Lewis Hamilton was never going to go down without a battle in his reality title duel with Nico Rosberg. He had two options going into the Abu Dhabi Grand Prix: drive off into the separation and stress a point about being the speediest driver on the planet, who had just lost the title due to an uneven spread of unwavering quality issues at Mercedes; or attempt to engineer the outcome.
He is a warrior, a racer and a man who has a confidence in his own position as the speediest driver on the planet – and positively quicker than Rosberg. So he picked the second alternative.
Ferrari’s Sebastian Vettel, who wound up on the tail of the Mercedes drivers going into the last lap, called it “grimy traps”.

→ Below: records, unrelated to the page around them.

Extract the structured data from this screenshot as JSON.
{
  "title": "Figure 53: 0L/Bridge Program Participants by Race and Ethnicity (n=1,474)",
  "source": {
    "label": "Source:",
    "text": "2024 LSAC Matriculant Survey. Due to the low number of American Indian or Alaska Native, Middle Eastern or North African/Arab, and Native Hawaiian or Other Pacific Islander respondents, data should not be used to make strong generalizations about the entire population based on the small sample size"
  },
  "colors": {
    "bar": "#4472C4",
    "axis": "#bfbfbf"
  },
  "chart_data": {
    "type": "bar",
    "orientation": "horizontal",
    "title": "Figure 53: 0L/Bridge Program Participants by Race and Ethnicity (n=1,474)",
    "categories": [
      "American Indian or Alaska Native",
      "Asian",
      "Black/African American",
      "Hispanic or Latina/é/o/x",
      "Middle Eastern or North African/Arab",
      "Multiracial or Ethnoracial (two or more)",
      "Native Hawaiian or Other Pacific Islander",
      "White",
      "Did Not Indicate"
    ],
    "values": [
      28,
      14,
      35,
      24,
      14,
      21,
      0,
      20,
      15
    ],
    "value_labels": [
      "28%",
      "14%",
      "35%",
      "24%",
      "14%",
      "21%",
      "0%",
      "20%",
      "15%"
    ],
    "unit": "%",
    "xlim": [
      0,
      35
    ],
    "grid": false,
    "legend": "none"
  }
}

Some – including senior figures at Mercedes – would contend that driving his own particular race and winning by a mile would have been the tasteful choice, one from which Hamilton would have risen with the most respect.
Few, not by any means Rosberg, would debate the size of Hamilton’s ability. What’s more, Hamilton absolutely squandered no chance to help individuals to remember it throughout the end of the week in Abu Dhabi – or in fact over the season all in all.

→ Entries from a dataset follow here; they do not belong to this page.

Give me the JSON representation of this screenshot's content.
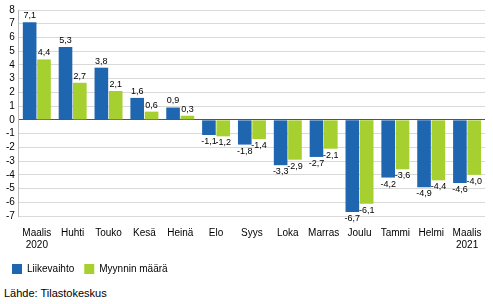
{
  "chart_data": {
    "type": "bar",
    "categories": [
      [
        "Maalis",
        "2020"
      ],
      "Huhti",
      "Touko",
      "Kesä",
      "Heinä",
      "Elo",
      "Syys",
      "Loka",
      "Marras",
      "Joulu",
      "Tammi",
      "Helmi",
      [
        "Maalis",
        "2021"
      ]
    ],
    "series": [
      {
        "name": "Liikevaihto",
        "color": "#1f66b0",
        "values": [
          7.1,
          5.3,
          3.8,
          1.6,
          0.9,
          -1.1,
          -1.8,
          -3.3,
          -2.7,
          -6.7,
          -4.2,
          -4.9,
          -4.6
        ],
        "value_labels": [
          "7,1",
          "5,3",
          "3,8",
          "1,6",
          "0,9",
          "-1,1",
          "-1,8",
          "-3,3",
          "-2,7",
          "-6,7",
          "-4,2",
          "-4,9",
          "-4,6"
        ]
      },
      {
        "name": "Myynnin määrä",
        "color": "#a6d02f",
        "values": [
          4.4,
          2.7,
          2.1,
          0.6,
          0.3,
          -1.2,
          -1.4,
          -2.9,
          -2.1,
          -6.1,
          -3.6,
          -4.4,
          -4.0
        ],
        "value_labels": [
          "4,4",
          "2,7",
          "2,1",
          "0,6",
          "0,3",
          "-1,2",
          "-1,4",
          "-2,9",
          "-2,1",
          "-6,1",
          "-3,6",
          "-4,4",
          "-4,0"
        ]
      }
    ],
    "ylim": [
      -7,
      8
    ],
    "yticks": [
      -7,
      -6,
      -5,
      -4,
      -3,
      -2,
      -1,
      0,
      1,
      2,
      3,
      4,
      5,
      6,
      7,
      8
    ],
    "grid": true,
    "legend": "bottom-left",
    "data_labels": true,
    "source": "Lähde: Tilastokeskus"
  }
}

He has battled all his life, and the big showdown implies more to him than whatever else – as he clarified in direct terms over the radio to the team whose requests to accelerate he was ignoring amid the race.

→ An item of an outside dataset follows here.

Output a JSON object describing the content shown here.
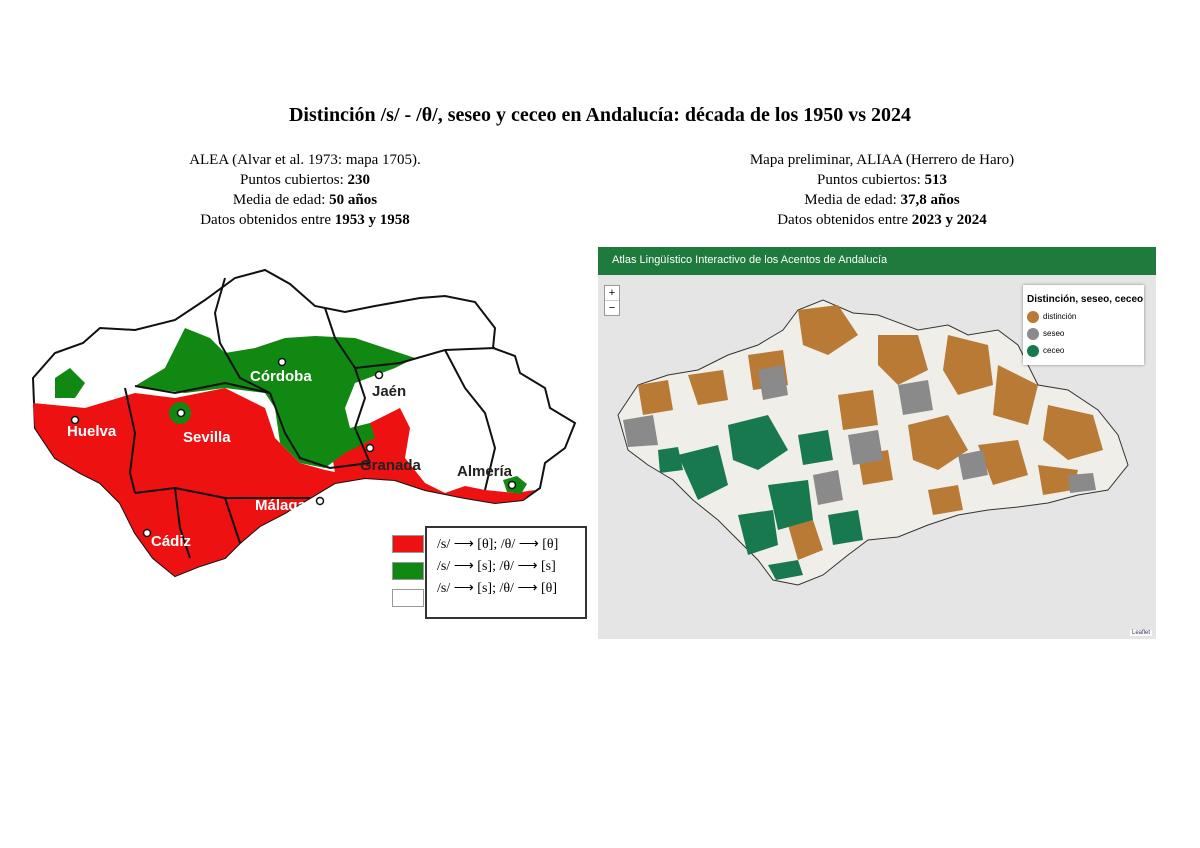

Having chosen what to do, Hamilton played out his assignment with wonderful judgment, lapping seconds slower than he could however never letting Rosberg sufficiently close to test him.
Be that as it may, whether you concur with Hamilton’s choice to drive purposely gradually to back Rosberg into his opponents, trying to make him complete lower than the third place that would secure him the title, boils down to individual supposition.
Toto Wolff would have favored Hamilton to take the run-and-shroud alternative, however carefully underlined how he could see both sides of the contention.
Will he force some type of discipline? He wouldn’t state. Be that as it may, he admitted that “everything is conceivable”.